Be brave. Try taking pictures even if you are not sure you have a chance of good results. You will learn what capabilities your camera has. I saw a ferryboat coming in to the bay one evening. I was standing on a floating dock. I leaned my camera against a piling and made the photo below. The ferry was moving slowly, the dock did not move, and there was enough light to get a nice sharp image. One of the recent improvements in point-and-shoot cameras is low-light capability. If you set the camera on a bench or rail in the middle of the night on an anchored vessel, you may come up with striking images.
COMPOSITION & PUTTING THINGS IN THEIR PLACE
So if the light is good and the camera is steady, will I get a good image? Only if the subjects are in the right place. There are basic factors in composition such as keeping the scene simple and uncluttered, and “the rule of thirds.” Three flowers or three boats are more pleasing than two or four. The number three also comes into play when framing a scene.
The subject in the bottom third or the left or right third is better than dead center. If the subject is a moving boat, bird, or diving teenager, leave some room in the frame for the subject to ‘move into.' Don’t put it right in the middle. Sometimes, this placement can be accomplished afterward by cropping the image, but is better to get it right when you take the photo the first time.

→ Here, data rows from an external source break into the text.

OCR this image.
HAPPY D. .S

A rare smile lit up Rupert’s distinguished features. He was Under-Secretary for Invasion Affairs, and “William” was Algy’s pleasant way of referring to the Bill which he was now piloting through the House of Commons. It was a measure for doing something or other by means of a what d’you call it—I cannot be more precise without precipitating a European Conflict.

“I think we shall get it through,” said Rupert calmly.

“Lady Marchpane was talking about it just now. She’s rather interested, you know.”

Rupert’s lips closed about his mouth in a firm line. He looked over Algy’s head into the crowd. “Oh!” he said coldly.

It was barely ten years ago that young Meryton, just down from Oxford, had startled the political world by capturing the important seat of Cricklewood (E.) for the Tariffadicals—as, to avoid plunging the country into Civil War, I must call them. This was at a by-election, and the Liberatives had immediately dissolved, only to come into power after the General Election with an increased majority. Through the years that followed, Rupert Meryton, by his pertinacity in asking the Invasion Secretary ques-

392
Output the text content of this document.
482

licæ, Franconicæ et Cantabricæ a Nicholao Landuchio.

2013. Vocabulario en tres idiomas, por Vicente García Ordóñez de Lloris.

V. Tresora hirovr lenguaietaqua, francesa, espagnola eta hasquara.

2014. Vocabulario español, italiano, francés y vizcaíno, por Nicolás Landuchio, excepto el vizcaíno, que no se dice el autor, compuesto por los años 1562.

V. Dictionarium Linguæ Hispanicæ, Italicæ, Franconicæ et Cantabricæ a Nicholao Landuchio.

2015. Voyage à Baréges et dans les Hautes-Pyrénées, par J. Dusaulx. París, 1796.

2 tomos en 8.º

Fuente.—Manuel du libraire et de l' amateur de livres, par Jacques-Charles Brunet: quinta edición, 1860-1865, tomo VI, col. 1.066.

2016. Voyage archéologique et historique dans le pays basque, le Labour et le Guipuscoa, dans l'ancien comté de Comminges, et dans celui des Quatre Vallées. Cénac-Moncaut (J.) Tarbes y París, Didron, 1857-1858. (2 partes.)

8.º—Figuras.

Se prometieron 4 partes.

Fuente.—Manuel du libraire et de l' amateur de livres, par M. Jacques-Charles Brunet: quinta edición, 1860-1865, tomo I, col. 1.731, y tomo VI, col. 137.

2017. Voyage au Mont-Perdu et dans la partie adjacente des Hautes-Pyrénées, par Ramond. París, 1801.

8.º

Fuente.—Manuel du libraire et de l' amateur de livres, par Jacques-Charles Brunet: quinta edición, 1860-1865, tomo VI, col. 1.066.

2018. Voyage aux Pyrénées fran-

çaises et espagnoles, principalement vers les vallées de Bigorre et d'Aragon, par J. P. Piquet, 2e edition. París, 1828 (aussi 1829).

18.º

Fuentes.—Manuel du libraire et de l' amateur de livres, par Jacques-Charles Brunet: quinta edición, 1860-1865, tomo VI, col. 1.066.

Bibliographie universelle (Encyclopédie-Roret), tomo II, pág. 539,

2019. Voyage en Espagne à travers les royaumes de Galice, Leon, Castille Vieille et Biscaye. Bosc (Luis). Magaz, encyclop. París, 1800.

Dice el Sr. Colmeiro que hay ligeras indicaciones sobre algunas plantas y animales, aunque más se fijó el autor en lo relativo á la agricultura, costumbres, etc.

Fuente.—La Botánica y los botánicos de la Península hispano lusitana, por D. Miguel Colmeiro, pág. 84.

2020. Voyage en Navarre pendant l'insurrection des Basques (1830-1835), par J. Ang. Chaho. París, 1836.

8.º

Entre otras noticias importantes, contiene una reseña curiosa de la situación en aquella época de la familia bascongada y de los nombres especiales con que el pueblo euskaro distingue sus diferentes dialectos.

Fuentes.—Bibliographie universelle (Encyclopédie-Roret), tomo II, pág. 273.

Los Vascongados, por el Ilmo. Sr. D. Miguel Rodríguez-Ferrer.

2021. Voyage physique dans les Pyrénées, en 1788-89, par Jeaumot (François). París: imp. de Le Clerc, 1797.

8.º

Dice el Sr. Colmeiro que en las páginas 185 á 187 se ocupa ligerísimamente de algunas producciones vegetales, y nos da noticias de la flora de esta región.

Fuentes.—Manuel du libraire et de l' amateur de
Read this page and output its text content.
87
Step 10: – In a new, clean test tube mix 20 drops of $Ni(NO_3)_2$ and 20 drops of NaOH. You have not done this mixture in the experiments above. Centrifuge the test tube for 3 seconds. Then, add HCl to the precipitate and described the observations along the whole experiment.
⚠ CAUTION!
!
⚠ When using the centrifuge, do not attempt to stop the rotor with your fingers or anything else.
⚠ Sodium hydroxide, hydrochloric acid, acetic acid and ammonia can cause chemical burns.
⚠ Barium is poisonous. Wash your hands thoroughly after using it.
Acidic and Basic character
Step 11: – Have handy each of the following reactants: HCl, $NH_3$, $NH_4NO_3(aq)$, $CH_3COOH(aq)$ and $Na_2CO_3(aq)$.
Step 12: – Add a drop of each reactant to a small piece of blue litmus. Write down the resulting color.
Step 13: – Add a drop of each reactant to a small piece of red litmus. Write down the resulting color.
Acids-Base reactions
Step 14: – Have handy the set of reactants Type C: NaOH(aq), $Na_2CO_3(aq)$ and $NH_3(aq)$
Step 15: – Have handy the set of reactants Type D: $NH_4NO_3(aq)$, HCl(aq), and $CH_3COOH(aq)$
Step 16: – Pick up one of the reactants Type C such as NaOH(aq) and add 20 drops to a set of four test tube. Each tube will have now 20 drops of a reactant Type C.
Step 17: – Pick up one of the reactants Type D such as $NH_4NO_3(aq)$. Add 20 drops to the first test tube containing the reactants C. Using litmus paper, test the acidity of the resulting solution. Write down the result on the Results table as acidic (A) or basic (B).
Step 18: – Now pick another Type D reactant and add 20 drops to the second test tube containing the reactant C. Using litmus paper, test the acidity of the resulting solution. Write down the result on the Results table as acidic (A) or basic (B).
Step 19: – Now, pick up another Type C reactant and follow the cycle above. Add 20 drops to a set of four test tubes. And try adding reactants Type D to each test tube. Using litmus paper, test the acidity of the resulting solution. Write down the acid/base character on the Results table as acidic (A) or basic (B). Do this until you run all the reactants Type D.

Composing a photograph of a moving boat while on another moving boat is challenging. Being able to anticipate what the skipper is going to do is important, and is something I have learned by being out on the water. I am always trying to figure out what the other boat is going to do next. If I see a beautiful sailboat in front of a garbage barge, I can change my heading and wait. If I plan it correctly, the sailboat will move away from the barge and in front of the lighthouse. Then I can take a great image. The professional photographers who shoot great photos of wolves are experts on wolf behavior. Using your understanding of boat movements will allow you to capture pleasing images on the water.
FIND A SIMPLE CAMERA
After learning how to get the most out of a simple camera, take a look at a DSLR with a telephoto lens. This combination makes composing an image and isolating a subject even more fun and interesting. It is hard to compose a shot involving subjects that move using a small LCD screen and 15-power digital zoom lens. This is where a camera with a viewfinder and stabilized 70-200mm telephoto zoom lens is a great tool. There is much to learn about complex DSLRs. If you make the effort to discover the advanced capabilities they have, it will be worth the effort to cart around a big camera on your voyages.
Experiment with your camera and don’t let any photographic opportunities float past you:
- TAKE a camera when going ashore, walking the beach, and kayaking.
- THINK about light and composition.
- HAVE a camera handy while cruising from place to place and walking on shore.
- TAKE many pictures.
And if you do get a good shot of another boat while cruising along, try this: call the other other skipper on the radio, get his email address, and send a copy of the picture with your compliments. I have done this quite often and have made great new friends this way.
WHICH PHOTO, WHAT CAMERA?
Did you figure out which photos were taken with a simple point-and-shoot camera, and which ones were taken with a more expensive DSLR? The photos of the kayaks and the sailboat/lighthouse were snapped with a Canon DSLR. The six other photographs in this story were shot with my point-and-shoot camera.